Interpreting Results

  • Score 4.5-5.0 (Green): Migration is ready to proceed. Evidence shows controls are mature and risks are managed

  • Score 3.5-4.4 (Amber): Migration may proceed for non-critical systems, but remediation is required before core workloads move. Board should demand closure timelines

  • Score 0-3.4 (Red): Migration must not proceed. Critical gaps exist (encryption ownership unclear, reconciliation unproven). Board should halt until controls are verified

This governance framework produces a one-page report that:

  • Demonstrates to regulators that the board exercised active oversight

  • Provides executives with clear yes/no decision gates

  • Ensures security and integrity are evidenced, not assumed

Partner with Experts for Secure Cloud Migration

Enterprises don't measure cloud adoption success by how quickly systems move, but by whether integrity, compliance, and resilience are preserved. Organizations operating under strict regulatory regimes—including finance, healthcare, and manufacturing—recognize that single integrity failures can trigger millions in fines and lasting reputational damage.

Successful cloud migration requires migration programs built around audit-ready integrity controls. In recent engagements with global financial institutions, reconciliation frameworks have achieved >99.999% data accuracy during critical transaction system transitions, implementing staged pilots, reconciliation dashboards, and rollback triggers so boards receive evidence at every phase.

Comprehensive Security Services

Security should be designed into migration lifecycles in alignment with NIST Cybersecurity Framework, ISO 27001, and CSA STAR standards. Expert teams have reduced downtime windows by up to 40% for healthcare providers by enforcing IAM hardening, real-time anomaly detection, and automated compliance monitoring.

Strategic Advisory

Cloud development services guide leadership through strategic choices—rehost, replat form, refactor, or replace—by mapping them to risk, cost, and compliance exposure. For a multinational manufacturer, governance models aligned board oversight to GDPR and HIPAA obligations while reducing migration costs by 18% through phased workload prioritisation.

Approaches should be evidenced by cross-sector results, anchored in global security frameworks, and validated through independent compliance certifications. By working with experienced partners, boards gain the ability to demonstrate—with documentation and metrics—that cloud adoption strategies were secure, compliant, and integrity-first.
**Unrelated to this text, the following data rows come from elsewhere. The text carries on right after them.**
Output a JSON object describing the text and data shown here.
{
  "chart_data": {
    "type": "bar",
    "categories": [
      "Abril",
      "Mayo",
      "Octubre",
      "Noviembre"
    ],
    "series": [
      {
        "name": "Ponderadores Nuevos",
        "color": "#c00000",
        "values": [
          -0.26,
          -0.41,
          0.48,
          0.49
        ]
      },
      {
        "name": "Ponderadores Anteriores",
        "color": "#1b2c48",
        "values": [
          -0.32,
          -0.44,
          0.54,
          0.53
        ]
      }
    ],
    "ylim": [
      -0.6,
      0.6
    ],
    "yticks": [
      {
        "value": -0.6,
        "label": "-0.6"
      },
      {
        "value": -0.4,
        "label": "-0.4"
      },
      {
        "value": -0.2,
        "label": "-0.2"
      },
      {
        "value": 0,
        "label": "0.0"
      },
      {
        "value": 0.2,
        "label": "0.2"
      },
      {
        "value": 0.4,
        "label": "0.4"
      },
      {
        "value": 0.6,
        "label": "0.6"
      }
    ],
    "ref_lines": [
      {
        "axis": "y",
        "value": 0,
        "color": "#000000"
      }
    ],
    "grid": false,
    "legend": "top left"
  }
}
Recommended Immediate Actions

Cloud migration decisions carry consequences extending far beyond IT, touching compliance obligations, customer trust, and enterprise resilience. Executives cannot treat data integrity and security as technical details—they are board-level responsibilities requiring evidence and enforcement.

Three Actions to Take This Week:

  1. Appoint an executive migration sponsor with clear authority to oversee governance and report directly to the board

  2. Commission a Security & Integrity Readiness Report covering data classification, encryption ownership, rollback criteria, and continuity planning

  3. Review vendor SLAs and liability clauses to confirm penalties, residency guarantees, and audit requirements are enforceable

For expert guidance on secure cloud transitions, contact our team to schedule a comprehensive migration security assessment.

Conclusion

Ensuring data integrity and security during cloud migration requires treating migration as a governance-driven discipline rather than merely a technical project. By establishing clear accountability, implementing evidence-based controls, and demanding continuous verification, organizations can execute cloud transitions that strengthen rather than compromise their security posture.

Success requires moving beyond checklists to creating cultures where integrity and security are board-level priorities backed by measurable controls, independent audits, and real-time visibility. With proper governance frameworks, the right technology stack, and explicit accountability structures, cloud migration becomes an opportunity to enhance organizational resilience while meeting the highest standards of regulatory compliance and data protection.